Now it will be enough to put some order in the nomenclature of Tartari proposed by Junius:
Tartarus Crudus. That’s to say, replacing a hydrogen atom with potassium forms the salt of dextrorotatory tartaric acid. This is potassium bitartrate or potassium hydrogen tartrate, which is dextrorotatory and can be found in the free state of nature. Alchemists called it Tartar, with little or no importance given to the purity of the original matter. We have also seen that the solubility of potassium acid tartrate is reduced by the alcohol which arises during the fermentation. Thus, the salt precipitates as red or raw tartar.

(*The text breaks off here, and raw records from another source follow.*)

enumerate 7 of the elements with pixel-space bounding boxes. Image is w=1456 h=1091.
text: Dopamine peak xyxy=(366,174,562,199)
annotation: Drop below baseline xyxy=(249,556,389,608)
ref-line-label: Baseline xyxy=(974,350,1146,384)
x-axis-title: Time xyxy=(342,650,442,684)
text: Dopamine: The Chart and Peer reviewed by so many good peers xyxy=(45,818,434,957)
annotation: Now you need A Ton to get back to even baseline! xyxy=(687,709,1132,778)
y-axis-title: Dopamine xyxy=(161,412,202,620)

Tartarus Depuratus. As mentioned above, treatment with charcoal, clay, and heat (classic alchemists propose tiles powder) can ‘purify’ the tartar, which thus becomes Tartarus Depuratus, also called cream of tartar, with not more calcium tartrate inside; in fact, it is composed of about 99% of potassium hydrogen tartrate. The latter is not soluble in alcohol but in water heated at 100 C. (for example, one may dissolve 1 part of tartrate in 20 parts of water).
Tartarus Depuratus Calcinatus. That’s to say, the result obtained by the calcination of Tartarus Depuratus. This substance already has little in common with tartar; it makes a black alkaline substance (the roasting and baking are intended to coagulate and insolubilize the protein nature of impurities).
The latter substance is further transformed with the processes of volatilization. There are several ways to get to the volatile state of tartar, including the coobation process with wine vinegar.
Let’s say frankly: the salt must help itself. The salt should already have within itself the origin of volatilization, also from the chemical point of view.